SP concentration as an indicator of pain intensity has been measured in other samples including cerebrospinal fluid (CSF), urine, and wound exudate [11–14]. To date, no studies have investigated plasma SP levels and its relationship to PONV after general anesthesia. However, SP signaling is not a novel mechanism in PONV. Numerous clinical studies have utilized antagonist against SP and have shown improvement over placebo [15] or even ondansetron [16]. Sjostrom et al., [11] demonstrated that CSF concentrations of SP following abdominal surgery and general anesthesia revealed no statistically significant changes following the procedure. However, SP concentrations have been shown to increase following spinal anesthesia in CSF [12] and in wound exudates [13]. Furthermore, urinary SP levels increased and then declined after epidural anesthesia [14]. Although these studies primarily did not investigate PONV, they investigated indirectly the effects of anesthesia on SP. Similarly, CINV investigations also revealed increases in SP following various chemotherapies [6].
Our results suggest that peri-operatively SP is not being expressed in PONV(-) patients as a significant decrease in SP is observed similar to non-cisplatin induced CINV [4], however, patients who expressed PONV continued to express SP peri- and post-operatively. Interestingly, all patients who developed PONV had Apfel scores of greater than or equal to 2, which correlates to a 39 % risk [9], although many with similar scores did not develop PONV. This novel, although preliminary, finding suggests that assessment of SP may result in a relatively accurate predictor of emetic symptoms induced by general anesthesia.

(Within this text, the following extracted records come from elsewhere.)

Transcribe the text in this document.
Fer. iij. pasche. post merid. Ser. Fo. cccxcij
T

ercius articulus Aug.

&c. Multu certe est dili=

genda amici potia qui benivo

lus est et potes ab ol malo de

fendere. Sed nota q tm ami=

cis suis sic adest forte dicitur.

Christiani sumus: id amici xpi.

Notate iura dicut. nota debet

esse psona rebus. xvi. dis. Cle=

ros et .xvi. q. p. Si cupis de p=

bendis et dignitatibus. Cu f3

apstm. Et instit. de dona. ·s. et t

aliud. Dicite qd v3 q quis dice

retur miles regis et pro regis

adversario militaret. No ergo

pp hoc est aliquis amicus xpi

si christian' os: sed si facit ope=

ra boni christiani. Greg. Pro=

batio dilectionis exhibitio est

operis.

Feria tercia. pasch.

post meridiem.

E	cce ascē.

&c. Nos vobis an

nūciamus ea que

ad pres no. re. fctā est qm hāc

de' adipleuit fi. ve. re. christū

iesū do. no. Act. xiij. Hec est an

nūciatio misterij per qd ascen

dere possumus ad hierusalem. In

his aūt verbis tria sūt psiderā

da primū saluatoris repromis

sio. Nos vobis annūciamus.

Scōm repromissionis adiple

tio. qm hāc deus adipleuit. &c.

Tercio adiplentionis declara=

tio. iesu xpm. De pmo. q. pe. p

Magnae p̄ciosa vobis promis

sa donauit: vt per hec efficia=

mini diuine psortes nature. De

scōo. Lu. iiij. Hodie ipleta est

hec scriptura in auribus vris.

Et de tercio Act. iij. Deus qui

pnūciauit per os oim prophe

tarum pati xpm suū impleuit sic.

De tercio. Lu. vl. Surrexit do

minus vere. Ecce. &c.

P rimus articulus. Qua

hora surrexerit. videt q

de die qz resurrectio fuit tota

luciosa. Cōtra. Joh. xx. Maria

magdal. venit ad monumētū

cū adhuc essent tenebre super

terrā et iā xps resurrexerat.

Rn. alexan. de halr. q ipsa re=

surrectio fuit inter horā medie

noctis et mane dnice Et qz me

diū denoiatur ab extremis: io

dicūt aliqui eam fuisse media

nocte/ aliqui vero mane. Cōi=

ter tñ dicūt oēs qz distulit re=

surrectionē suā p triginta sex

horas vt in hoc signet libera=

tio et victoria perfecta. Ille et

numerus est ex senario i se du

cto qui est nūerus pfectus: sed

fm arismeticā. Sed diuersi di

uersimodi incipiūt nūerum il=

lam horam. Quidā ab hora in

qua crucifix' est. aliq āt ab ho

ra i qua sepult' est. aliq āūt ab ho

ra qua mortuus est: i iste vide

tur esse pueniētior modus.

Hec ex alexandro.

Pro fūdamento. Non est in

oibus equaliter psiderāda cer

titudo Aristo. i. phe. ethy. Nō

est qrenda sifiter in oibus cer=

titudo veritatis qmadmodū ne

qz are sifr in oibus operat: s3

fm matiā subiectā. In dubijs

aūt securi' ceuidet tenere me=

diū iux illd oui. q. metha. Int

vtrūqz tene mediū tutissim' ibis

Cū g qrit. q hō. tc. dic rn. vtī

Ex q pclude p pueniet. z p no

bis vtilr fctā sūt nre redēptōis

This study has some limitations. Higa et al., [6] measured serum SP levels in patients receiving chemotherapy, baseline SP levels were relatively higher among women and younger patients and are associated with higher risk of developing CINV. As our study had enrolled adult female patients undergoing laparoscopic gynecological surgery, differences may have been detected at peri- and post-operative periods. The results of this study might not be generalizable to other patient populations such as male, children, and other surgical procedures. Additional studies designed to investigate in the SP activity would be useful on this issue. Furthermore, our baseline SP values are higher than previously published values [6]. This is likely a result of different assaying systems and their sensitivities. Finally, nausea is a highly variable, patient-specific, and highly difficult symptom to quantify affecting our results. Utilizing a simple modified PONV scale allowed the incorporation of patients who may have not qualified as PONV in more stringent scales.

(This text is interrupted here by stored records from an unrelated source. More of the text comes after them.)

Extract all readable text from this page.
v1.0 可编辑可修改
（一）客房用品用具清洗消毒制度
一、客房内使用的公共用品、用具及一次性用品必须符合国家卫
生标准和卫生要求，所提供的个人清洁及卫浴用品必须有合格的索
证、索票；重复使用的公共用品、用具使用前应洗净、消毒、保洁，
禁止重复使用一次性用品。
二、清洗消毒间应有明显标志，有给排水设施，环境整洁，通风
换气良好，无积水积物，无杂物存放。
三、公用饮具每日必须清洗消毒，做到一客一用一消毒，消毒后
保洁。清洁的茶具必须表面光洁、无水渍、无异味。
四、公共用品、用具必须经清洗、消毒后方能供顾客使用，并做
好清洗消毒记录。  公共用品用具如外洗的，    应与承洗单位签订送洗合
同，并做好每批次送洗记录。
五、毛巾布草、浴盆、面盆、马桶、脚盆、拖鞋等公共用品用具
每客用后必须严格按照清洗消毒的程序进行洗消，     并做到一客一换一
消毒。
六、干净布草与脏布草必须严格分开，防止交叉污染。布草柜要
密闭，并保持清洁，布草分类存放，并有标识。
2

Specific receptors including opioid, dopamine, histamine, acetylcholine, serotonin, and SP are known to be associated PONV [2, 3]. In the present study, however, we only focused on the activity of SP levels. Another possible limitation is that after binding to the NK1 receptors, SP regulates many biological functions. These mediators may have affected the activity of SP levels. A larger sample size is required in order to determine the clinical profile of SP.